The committee points to the ineffectiveness inherent in the complex system of ownership, management and dues characterising the British lighthouse system. Further, it claims that the dues were nothing but high taxes benefiting a few privileged individual, damaging the competitiveness of British merchant shipping. The committee’s report is summarized by Taylor as: “[P]rivate ownership of lights led to inefficiency in management, high collection costs, and wide variation in charges for lights”.83 Although Coase cites this report, he immediately minimises some of its conclusions and maintains “[T]here can be little doubt that the main reason why the consolidation of lighthouses under Trinity House received such strong support was that it was thought that it would lead to lower light dues”.84 The 1834 commission report stresses the irregularities of the lighthouse systems.
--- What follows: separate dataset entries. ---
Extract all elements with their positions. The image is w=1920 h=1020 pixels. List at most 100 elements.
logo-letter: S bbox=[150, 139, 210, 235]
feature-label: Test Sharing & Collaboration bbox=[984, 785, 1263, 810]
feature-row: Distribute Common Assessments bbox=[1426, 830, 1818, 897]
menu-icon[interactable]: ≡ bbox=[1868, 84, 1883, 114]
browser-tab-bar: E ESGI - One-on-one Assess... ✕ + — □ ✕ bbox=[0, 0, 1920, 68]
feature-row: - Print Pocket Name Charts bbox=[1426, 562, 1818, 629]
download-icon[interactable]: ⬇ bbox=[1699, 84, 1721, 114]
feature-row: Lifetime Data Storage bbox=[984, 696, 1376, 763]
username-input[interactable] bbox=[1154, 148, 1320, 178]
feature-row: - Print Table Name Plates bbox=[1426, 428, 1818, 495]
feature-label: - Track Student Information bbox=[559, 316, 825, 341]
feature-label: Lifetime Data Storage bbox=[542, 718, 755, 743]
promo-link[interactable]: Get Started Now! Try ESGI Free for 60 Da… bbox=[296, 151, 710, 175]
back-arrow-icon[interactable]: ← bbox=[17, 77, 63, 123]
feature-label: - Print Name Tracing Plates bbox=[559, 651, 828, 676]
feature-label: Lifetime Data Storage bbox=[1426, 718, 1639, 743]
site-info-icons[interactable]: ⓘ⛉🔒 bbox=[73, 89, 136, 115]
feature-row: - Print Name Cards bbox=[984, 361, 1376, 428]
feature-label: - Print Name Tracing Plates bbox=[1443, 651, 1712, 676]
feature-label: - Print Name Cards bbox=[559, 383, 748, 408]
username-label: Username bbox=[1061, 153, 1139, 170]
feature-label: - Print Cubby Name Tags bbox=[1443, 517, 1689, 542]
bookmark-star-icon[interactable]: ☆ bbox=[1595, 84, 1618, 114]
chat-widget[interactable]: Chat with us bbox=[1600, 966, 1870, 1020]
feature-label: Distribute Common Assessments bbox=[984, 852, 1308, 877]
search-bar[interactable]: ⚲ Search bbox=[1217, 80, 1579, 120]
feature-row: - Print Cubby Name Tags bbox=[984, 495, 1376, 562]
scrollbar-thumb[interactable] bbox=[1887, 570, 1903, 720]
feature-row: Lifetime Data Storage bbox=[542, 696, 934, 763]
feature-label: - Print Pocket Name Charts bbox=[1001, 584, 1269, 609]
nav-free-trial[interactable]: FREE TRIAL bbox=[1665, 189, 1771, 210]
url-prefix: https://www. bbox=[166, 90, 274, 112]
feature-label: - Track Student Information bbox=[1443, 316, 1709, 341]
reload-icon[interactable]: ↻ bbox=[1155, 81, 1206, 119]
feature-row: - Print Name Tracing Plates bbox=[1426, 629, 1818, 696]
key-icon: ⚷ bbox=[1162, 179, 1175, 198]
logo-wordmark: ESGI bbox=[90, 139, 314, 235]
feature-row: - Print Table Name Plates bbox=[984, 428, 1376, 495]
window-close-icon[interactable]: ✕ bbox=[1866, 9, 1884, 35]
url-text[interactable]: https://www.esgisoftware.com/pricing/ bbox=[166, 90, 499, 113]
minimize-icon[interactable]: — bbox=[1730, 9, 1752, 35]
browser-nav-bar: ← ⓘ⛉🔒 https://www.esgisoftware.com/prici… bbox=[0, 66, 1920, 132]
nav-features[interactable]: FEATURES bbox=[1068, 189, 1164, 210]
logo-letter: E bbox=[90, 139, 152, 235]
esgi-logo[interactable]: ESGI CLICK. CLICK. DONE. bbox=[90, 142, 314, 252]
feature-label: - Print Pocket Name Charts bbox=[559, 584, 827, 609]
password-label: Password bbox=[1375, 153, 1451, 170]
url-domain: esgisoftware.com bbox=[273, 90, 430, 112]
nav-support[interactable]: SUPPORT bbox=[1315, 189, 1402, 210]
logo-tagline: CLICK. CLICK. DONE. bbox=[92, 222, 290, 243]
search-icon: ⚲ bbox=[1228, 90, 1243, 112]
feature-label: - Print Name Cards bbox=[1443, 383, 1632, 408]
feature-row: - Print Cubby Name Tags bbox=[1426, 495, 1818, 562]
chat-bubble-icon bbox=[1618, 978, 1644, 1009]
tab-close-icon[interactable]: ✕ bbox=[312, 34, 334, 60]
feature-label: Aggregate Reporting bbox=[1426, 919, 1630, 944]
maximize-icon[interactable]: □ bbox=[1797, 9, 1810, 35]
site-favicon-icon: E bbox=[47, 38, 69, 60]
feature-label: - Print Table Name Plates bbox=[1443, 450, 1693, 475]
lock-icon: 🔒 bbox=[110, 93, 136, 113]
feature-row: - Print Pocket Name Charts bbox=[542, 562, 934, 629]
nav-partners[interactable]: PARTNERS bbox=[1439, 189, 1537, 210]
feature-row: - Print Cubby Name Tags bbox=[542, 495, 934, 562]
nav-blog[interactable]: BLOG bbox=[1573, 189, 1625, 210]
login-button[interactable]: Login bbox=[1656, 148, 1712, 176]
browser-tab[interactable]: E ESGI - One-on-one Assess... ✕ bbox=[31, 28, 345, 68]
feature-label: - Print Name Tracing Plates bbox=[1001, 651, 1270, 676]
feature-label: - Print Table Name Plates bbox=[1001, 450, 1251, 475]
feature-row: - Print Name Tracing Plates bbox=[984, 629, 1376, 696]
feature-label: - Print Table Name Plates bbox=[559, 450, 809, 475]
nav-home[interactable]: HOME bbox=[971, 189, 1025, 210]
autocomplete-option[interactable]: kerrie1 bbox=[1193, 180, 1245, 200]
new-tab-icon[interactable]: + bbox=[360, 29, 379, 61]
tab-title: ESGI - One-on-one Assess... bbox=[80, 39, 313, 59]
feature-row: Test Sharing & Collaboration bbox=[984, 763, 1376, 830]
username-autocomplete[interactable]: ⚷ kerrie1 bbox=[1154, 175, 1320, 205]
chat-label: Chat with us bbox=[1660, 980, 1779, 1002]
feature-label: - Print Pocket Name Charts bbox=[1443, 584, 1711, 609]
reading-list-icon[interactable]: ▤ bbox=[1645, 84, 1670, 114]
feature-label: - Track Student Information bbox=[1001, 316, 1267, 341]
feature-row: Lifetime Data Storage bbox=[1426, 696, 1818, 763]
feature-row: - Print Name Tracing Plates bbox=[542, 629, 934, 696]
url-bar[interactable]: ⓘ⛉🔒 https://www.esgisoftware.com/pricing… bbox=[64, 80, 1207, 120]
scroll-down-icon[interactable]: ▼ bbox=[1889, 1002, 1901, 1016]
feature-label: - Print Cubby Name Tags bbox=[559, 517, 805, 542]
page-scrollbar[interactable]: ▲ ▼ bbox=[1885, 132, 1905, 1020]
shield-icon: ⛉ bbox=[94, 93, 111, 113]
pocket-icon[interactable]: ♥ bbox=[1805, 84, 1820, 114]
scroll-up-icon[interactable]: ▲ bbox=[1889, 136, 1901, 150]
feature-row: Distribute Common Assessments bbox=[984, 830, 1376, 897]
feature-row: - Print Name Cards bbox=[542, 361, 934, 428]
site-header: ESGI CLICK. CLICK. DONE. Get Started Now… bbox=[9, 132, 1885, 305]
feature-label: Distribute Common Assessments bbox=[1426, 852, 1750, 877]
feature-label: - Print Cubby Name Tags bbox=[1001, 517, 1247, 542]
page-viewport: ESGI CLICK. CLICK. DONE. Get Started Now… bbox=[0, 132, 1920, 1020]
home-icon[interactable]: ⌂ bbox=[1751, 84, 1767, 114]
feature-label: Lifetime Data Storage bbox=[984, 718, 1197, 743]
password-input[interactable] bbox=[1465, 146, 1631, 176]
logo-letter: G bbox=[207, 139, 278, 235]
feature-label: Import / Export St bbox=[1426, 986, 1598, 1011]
By the beginning of the nineteenth century there were three types of private owner ship of lighthouses: those which had been leased by the Crown in the seventeenth century, those who had been leased in perpetuity by parliament in the same period, and those which had been leased by Trinity House in the eighteenth century. Further, Scottish and English lights were controlled by separate authorities. Taylor argues that the reason the British lighthouses were nationalised in the 1830s, was the contemporary conviction that “public interest was violated when profit was made by those who did not contribute to the trade of the country at the expense of those who did”.85 Similarly, the Swedish lighthouse system was put under one administrative body in the 1830s when the remaining private lighthouses were bought by the state. In the Swedish parliamentary discussions in the 1820s and 30s not one single voice argued that private lighthouses would be more efficient or cost saving than public ones. Shippers, merchants and parliament representatives thought it necessary that such an important service should be under a unified legal and administrative framework and that the management of lighthouses were the proper responsibility of government.